その彼女が念押しのようにギルバートに婚約破棄を確認する姿は、もしここに観客でもいればなんと哀れで痛々しいことかと多くの人々の同情を誘ったに違いない。
「もちろんだとも。今この時をもって、君は俺の婚約者ではなくなる。そして彼女、カトリーヌが俺の新しい婚約者だ。侯爵令嬢という身分に加え、美しさと明るく積極的な人柄を兼ね備えたカトリーヌこそが俺の婚約者に相応しい」
だが、ギルバートは同情するどころか、愉快そうな表情を顔に浮かべ、彼の隣にいる人物へ視線を向けた。
そこにいるのは、ギルバートの新しい婚約者だ。
カトリーヌと呼ばれた令嬢は、ギルバートにしなだれかかるように身を寄せており、その距離感は二人の親密さを如実に物語っていた。
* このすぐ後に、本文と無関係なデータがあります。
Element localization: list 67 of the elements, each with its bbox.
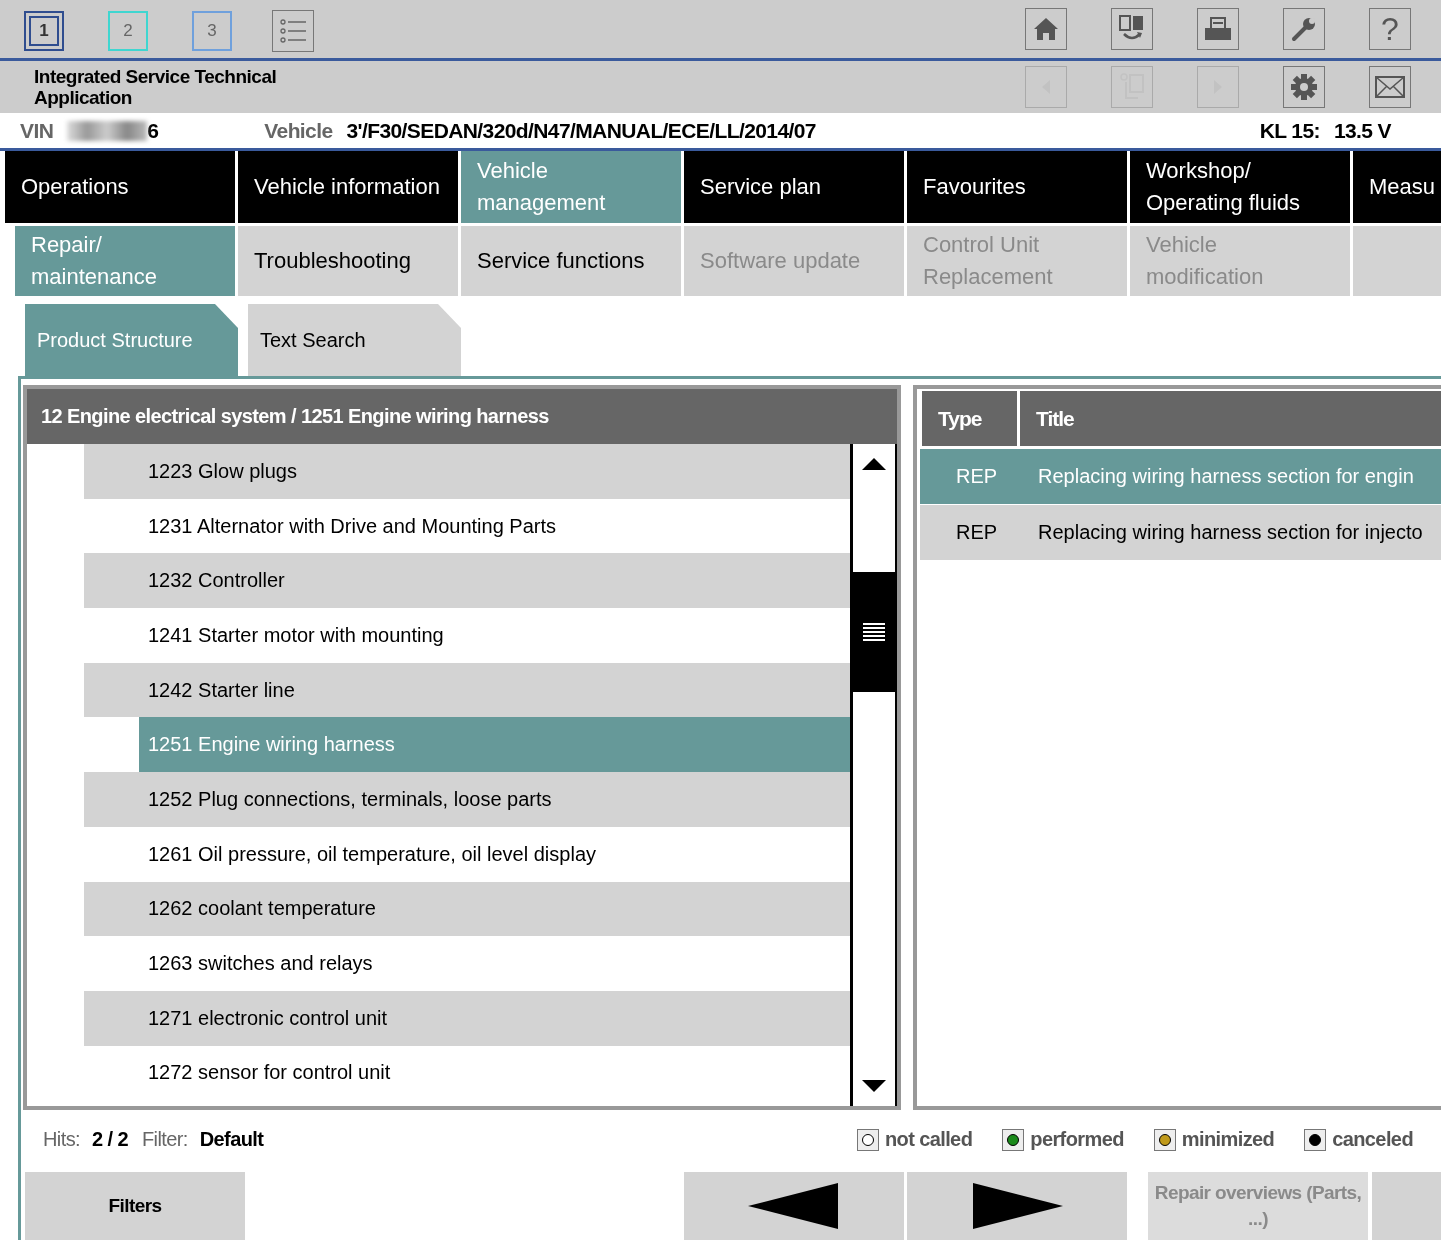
nav-tab[interactable]: Measu [1353,151,1441,223]
filter-value: Default [199,1128,264,1151]
tree-item[interactable]: 1231 Alternator with Drive and Mounting Parts [139,498,850,554]
subnav-tab[interactable]: Service functions [461,226,681,296]
list-button[interactable] [272,10,314,52]
scroll-down-icon[interactable] [861,1078,887,1094]
type-cell-text: REP [955,521,999,544]
nav-tab[interactable]: Favourites [907,151,1127,223]
tree-item[interactable]: 1272 sensor for control unit [139,1045,850,1101]
home-icon [1033,16,1059,42]
list-icon [278,17,308,45]
vehicle-label: Vehicle [264,118,333,143]
toolbar-button[interactable] [1283,8,1325,50]
status-icon [1153,1128,1176,1151]
scroll-up-icon[interactable] [861,456,887,472]
status-icon [856,1128,879,1151]
legend-label: not called [884,1128,973,1151]
toolbar-button[interactable] [1283,66,1325,108]
grip-icon [862,622,886,642]
scroll-thumb[interactable] [853,572,895,692]
subnav-tab[interactable]: Troubleshooting [238,226,458,296]
voltage-label: KL 15: [1259,118,1320,143]
nav-tab[interactable]: Vehicle information [238,151,458,223]
workspace-tab[interactable]: 2 [108,11,148,51]
title-cell-text: Replacing wiring harness section for engin [1037,465,1414,488]
wrench-icon [1290,15,1318,43]
result-row[interactable]: REP Replacing wiring harness section for injecto [920,505,1441,560]
nav-tab[interactable]: Service plan [684,151,904,223]
toolbar-button[interactable] [1197,8,1239,50]
title-cell-text: Replacing wiring harness section for injecto [1037,521,1423,544]
toolbar-button[interactable] [1025,8,1067,50]
vehicle-value: 3'/F30/SEDAN/320d/N47/MANUAL/ECE/LL/2014/07 [346,118,816,143]
left-arrow-icon [748,1183,840,1229]
tree-item[interactable]: 1261 Oil pressure, oil temperature, oil level display [139,826,850,882]
legend-label: minimized [1181,1128,1275,1151]
toolbar-button[interactable] [1111,8,1153,50]
hits-value: 2 / 2 [92,1128,128,1151]
printer-icon [1203,16,1233,42]
view-tab[interactable]: Text Search [248,304,461,376]
next-button[interactable] [907,1172,1127,1240]
status-icon [1304,1128,1327,1151]
column-header: Type [922,391,1020,446]
voltage-value: 13.5 V [1333,118,1391,143]
legend-label: performed [1030,1128,1124,1151]
type-cell-text: REP [955,465,999,488]
breadcrumb-header: 12 Engine electrical system / 1251 Engine wiring harness [27,389,897,444]
nav-tab[interactable]: Operations [5,151,235,223]
toolbar-button[interactable] [1369,66,1411,108]
vin-value: 6 [147,118,159,143]
toolbar-button[interactable]: ? [1369,8,1411,50]
footer-button[interactable]: Filters [25,1172,245,1240]
filter-label: Filter: [141,1128,188,1151]
tree-item[interactable]: 1263 switches and relays [139,936,850,991]
mail-icon [1375,76,1405,98]
workspace-tab[interactable]: 3 [192,11,232,51]
vin-label: VIN [20,118,54,143]
workspace-tab[interactable]: 1 [24,11,64,51]
legend-label: canceled [1332,1128,1413,1151]
app-title: Integrated Service Technical Application [34,66,278,108]
right-arrow-icon [971,1183,1063,1229]
status-icon [1002,1128,1025,1151]
column-header: Title [1035,405,1075,432]
scrollbar[interactable] [850,444,897,1106]
hits-label: Hits: [43,1128,80,1151]
nav-tab[interactable]: Workshop/ Operating fluids [1130,151,1350,223]
previous-button[interactable] [684,1172,904,1240]
tree-item[interactable]: 1241 Starter motor with mounting [139,608,850,663]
「うふふ。ごめんなさいね、シェイラ様。決してあなたから婚約者を奪うつもりはなかったのよ? でもギルバート様と愛し合ってしまったの。あなたも先程ご覧になったでしょう? わたくし達がいかに愛し合っているかを」
華やいだ声を上げ、勝ち誇ったような顔をしたカトリーヌは、自慢げに告げる。
そう、シェイラはこの会話が始まる直前、目撃していた。
自身の婚約者であるギルバートとカトリーヌが熱い抱擁と口づけを交わしている姿を。
だから、ギルバートが本気で婚約破棄を切り出したのであろうことは端から察していた。
にも関わらず、「本当に?」と問いかけたのは、あくまで言葉でしっかり確認がしたかったからだ。